Good | Worth a Return
The Doggy Door
Review by: Maggie Rosenberg & Trevor Hagstrom
Los Olivos is a tiny town filled with tasting rooms for local wineries. In most such wine country villages the food options are limited to a few fancy restaurants, all catering to the wine club set. Los Olivos is lucky to have The Doggy Door, a place where wine tasters can enjoy a causal hot dog lunch.
The Doggy Door is a shack. It really isn’t much bigger than an actual dog house. All that was on the menu when we stopped in were four different original hot dog creations. One thing that makes these dogs stand out is that they are served with a topping of crushed chips: a playful touch that adds not just flavor, but textural interest. The dogs are Chicago-style Vienna all-beef and would be satisfying enough without their dressings, but we enjoy the crazy creations.

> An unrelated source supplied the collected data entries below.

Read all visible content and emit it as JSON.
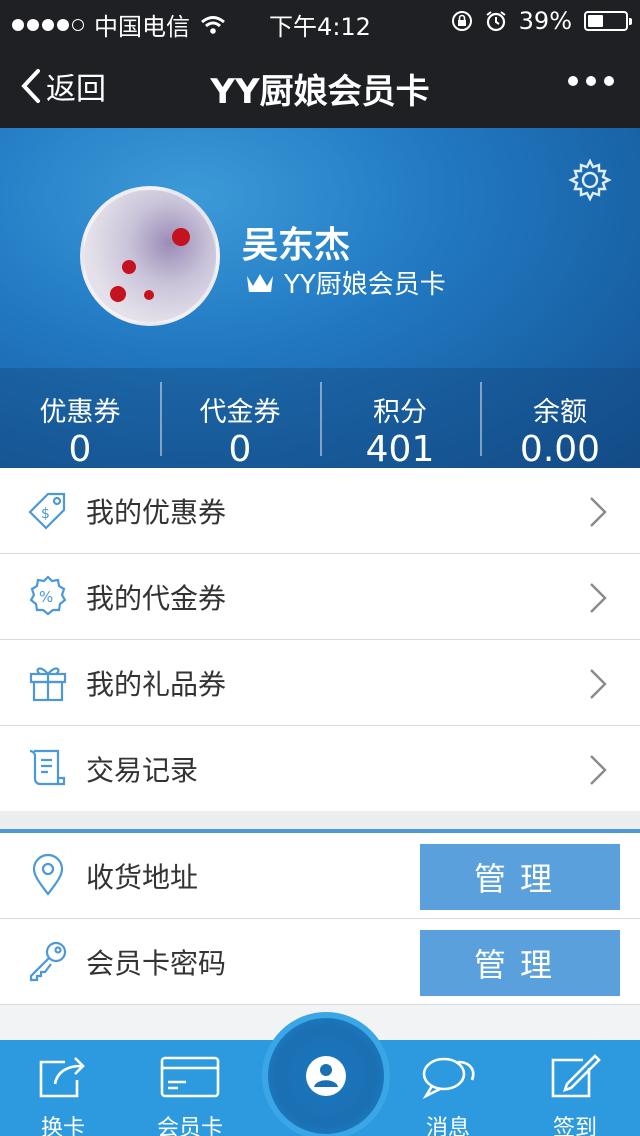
{
  "status_bar": {
    "carrier": "中国电信",
    "time": "下午4:12",
    "battery": "39%"
  },
  "nav": {
    "back_label": "返回",
    "title": "YY厨娘会员卡"
  },
  "profile": {
    "name": "吴东杰",
    "card_name": "YY厨娘会员卡"
  },
  "stats": [
    {
      "label": "优惠券",
      "value": "0"
    },
    {
      "label": "代金券",
      "value": "0"
    },
    {
      "label": "积分",
      "value": "401"
    },
    {
      "label": "余额",
      "value": "0.00"
    }
  ],
  "menu": [
    {
      "label": "我的优惠券",
      "icon": "coupon-tag-icon"
    },
    {
      "label": "我的代金券",
      "icon": "voucher-percent-icon"
    },
    {
      "label": "我的礼品券",
      "icon": "gift-icon"
    },
    {
      "label": "交易记录",
      "icon": "scroll-record-icon"
    }
  ],
  "settings": [
    {
      "label": "收货地址",
      "icon": "location-pin-icon",
      "button": "管理"
    },
    {
      "label": "会员卡密码",
      "icon": "key-icon",
      "button": "管理"
    }
  ],
  "tabs": [
    {
      "label": "换卡",
      "icon": "share-card-icon"
    },
    {
      "label": "会员卡",
      "icon": "card-icon"
    },
    {
      "label": "消息",
      "icon": "chat-bubbles-icon"
    },
    {
      "label": "签到",
      "icon": "edit-signin-icon"
    }
  ],
  "colors": {
    "accent": "#2d9ae0",
    "nav_bg": "#1f2024",
    "button": "#5aa0dc"
  }
}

Each dog has its own personality to complement the various local wine varieties and craft beers for which the region is known. The couple that opened this place now has a wine and beer bar pouring local stuff right behind The Doggy Door for those who want to try out some hot dog pairing.
The classic hot dog is like a backyard grill creation, also recalling the potato chip-studded street hot dogs of South America. The combination of tomato, mustard, ketchup, and pickle eats fairly acidic, but is balanced by cubes of onion, sharp cheddar, and potato chip crunch. This would be a nice match for a fat chardonnay or a spicy wheat beer.
When we visited, the day’s special was a Reuben dog. This is topped with Russian dressing, sauerkraut, brown deli mustard, Parmesan cheese and, of course, potato chips. This one tests the limits of having so many wild toppings in a tiny shack. We don’t mind Parmesan instead of Swiss, but cold sauerkraut on a hot dog is an error. It sinks the dog. In spite of this, the tangy dog itself is enjoyable enough. It would be a nice match for a piney IPA or some of the under-rated viognier produced in Santa Barbara County.
The better dogs are those that use unusual chips for crunch. The Nacho dog combines cheese with a sriracha aoili to create a queso-like flavor along with firm black beans, tomatoes, onions, and crushed up tortilla chips. Tortilla chips on a hot dog is a painfully obvious trick that we hadn’t tried before, but really love. We would like to add guacamole to this one, which would be a harmonious match with a darker malty ale, like a porter, or a full bodied, aromatic rosé.
Our favorite dog is the Pesto. Its flavors are consistent with wine country, and right for a hot dog. Garlicy pesto mayo and nutty Parmesan cheese provide bold flavor and onions, tomatoes, sour cream, and onion potato chips give it salad-like crunch. This would be delightful with a drier Belgian golden ale, or the rich, wild cherry-scented Pinot Noir that for which Santa Barbara County is famous.